RHQ has a simple and straightforward authorization model. It is used to both control access to a resource as well as specify what a user can do to that resource assuming access is granted.
The following describe the concepts related to the RHQ security/authorization functionality.
Permissions are set on a role. A role has:
- One or more groups associated with it
- One or more users associated with it
A role, therefore, grants its associated users with a fixed set of permissions to operate on its associated groups of resources.
Security permissions are separated into two types - global and resource.
Global permissions grant authorization across large parts of the RHQ system. Resource permissions give authorization only to those resources found in the groups assigned to the role.
- Security - Allows the user to modify security settings (e.g. create, modify delete and assign roles) and it allows the user to create, modify and delete other users. This is considered the "superuser" role because once a user is given the security global permission, that user essentially has or can have access to the entire system (because, even if the user doesn't currently have any other permission or role assigned to him, he is free to add himself to any role and assign himself any other permission). Because of this, you must be very restrictive on who is authorized with this global security permission. Typically, if you give a user this global security permission, you also give that user all other global permissions.

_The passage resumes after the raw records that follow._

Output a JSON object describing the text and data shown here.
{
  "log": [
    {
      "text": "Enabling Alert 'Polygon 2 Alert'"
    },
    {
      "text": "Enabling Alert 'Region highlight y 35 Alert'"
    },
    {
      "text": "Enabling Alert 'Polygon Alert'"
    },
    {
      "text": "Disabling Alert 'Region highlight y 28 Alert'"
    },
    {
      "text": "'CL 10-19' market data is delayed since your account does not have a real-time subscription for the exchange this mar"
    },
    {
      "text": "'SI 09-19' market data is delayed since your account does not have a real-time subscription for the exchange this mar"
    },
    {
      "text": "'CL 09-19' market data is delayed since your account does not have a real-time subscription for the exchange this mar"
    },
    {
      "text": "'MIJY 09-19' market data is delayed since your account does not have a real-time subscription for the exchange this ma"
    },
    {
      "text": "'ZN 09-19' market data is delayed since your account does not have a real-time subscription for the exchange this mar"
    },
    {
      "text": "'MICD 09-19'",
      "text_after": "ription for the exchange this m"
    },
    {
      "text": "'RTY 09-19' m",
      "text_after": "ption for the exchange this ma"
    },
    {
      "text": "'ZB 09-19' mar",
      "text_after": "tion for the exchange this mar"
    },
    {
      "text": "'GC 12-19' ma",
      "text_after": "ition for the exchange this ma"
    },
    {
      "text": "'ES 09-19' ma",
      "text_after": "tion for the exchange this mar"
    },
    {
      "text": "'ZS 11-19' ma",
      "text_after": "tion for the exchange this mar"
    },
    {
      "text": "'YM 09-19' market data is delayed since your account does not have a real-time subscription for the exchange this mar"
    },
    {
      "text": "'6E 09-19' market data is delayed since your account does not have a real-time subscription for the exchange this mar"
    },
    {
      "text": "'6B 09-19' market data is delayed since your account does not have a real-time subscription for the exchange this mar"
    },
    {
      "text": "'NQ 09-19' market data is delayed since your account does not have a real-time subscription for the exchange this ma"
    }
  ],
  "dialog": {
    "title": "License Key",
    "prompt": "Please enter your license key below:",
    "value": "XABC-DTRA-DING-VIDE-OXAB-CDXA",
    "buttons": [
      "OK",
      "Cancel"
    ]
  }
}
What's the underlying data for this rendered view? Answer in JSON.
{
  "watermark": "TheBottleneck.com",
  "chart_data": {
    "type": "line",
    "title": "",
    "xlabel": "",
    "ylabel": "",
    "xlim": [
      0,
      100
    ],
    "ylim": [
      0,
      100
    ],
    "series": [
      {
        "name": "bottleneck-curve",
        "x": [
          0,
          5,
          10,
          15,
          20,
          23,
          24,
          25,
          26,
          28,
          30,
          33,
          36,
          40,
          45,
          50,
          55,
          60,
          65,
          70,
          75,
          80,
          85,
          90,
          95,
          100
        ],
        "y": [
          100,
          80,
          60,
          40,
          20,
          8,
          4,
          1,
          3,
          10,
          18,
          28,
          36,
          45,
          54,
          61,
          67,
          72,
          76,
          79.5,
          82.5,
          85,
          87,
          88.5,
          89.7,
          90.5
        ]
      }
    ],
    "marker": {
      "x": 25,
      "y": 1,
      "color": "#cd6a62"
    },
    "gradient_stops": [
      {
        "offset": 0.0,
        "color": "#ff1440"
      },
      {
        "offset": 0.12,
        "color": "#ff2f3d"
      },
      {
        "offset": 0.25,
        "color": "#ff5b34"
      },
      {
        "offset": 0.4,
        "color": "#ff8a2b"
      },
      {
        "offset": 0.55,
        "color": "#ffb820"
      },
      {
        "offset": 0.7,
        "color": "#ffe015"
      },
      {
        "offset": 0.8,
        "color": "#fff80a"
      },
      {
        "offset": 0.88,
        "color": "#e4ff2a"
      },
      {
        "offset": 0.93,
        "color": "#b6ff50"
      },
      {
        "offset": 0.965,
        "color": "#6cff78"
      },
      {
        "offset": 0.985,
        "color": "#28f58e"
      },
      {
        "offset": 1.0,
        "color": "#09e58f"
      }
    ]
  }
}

- Inventory - Allows the user to perform any task on any resource. Having a role with this permission grants the user to add, delete, configure, control and modify any resource, regardless of what other roles and associated groups of resources the user has been given access to. This is also the permission required in order to be able to import new resources into inventory.
- Settings - Allows the user to view or modify the RHQ Server's administration settings.
- Modify - Allows the user to change information about the resource (its name, for example). This does not include being able to modify the configuration of the managed resource itself, this is only to modify the RHQ resource as it is represented in the RHQ inventory. (see the Configure permission below)
- Delete - Allows the user to delete a resource from inventory.
- Create Child - Allows the user to create child resources under another resource.
- Alerts - Allows the user to create and modify alerts for a resource.
- Measurements - Allows the user to modify the way measurements are collected for a resource.
- Content - Allows the user to manipulate content related to a resource.
- Control - Allows the user to execute operations (aka control actions) on a resource.
- Configure - Allows the user to view and modify the configuration of the actual managed resource. This is different from Modify permission in that this permission actually allows you to change the settings within the actual remote resource being managed (for example, "Modify" permission would allow me to change the name of my JBossAS Data Source service resource as it appears in the RHQ GUI Console; the "Configure" permission allows me to change the actual JNDI name of my Data Source as it is deployed in the JBoss Application Server).
There is a default rhqadmin user that is a member of a system superuser role that provides full access to everything. This role cannot be modified.
There is also an "all resources" role which provides full access to all resources in the inventory. However, it cannot modify users, roles, or RHQ settings.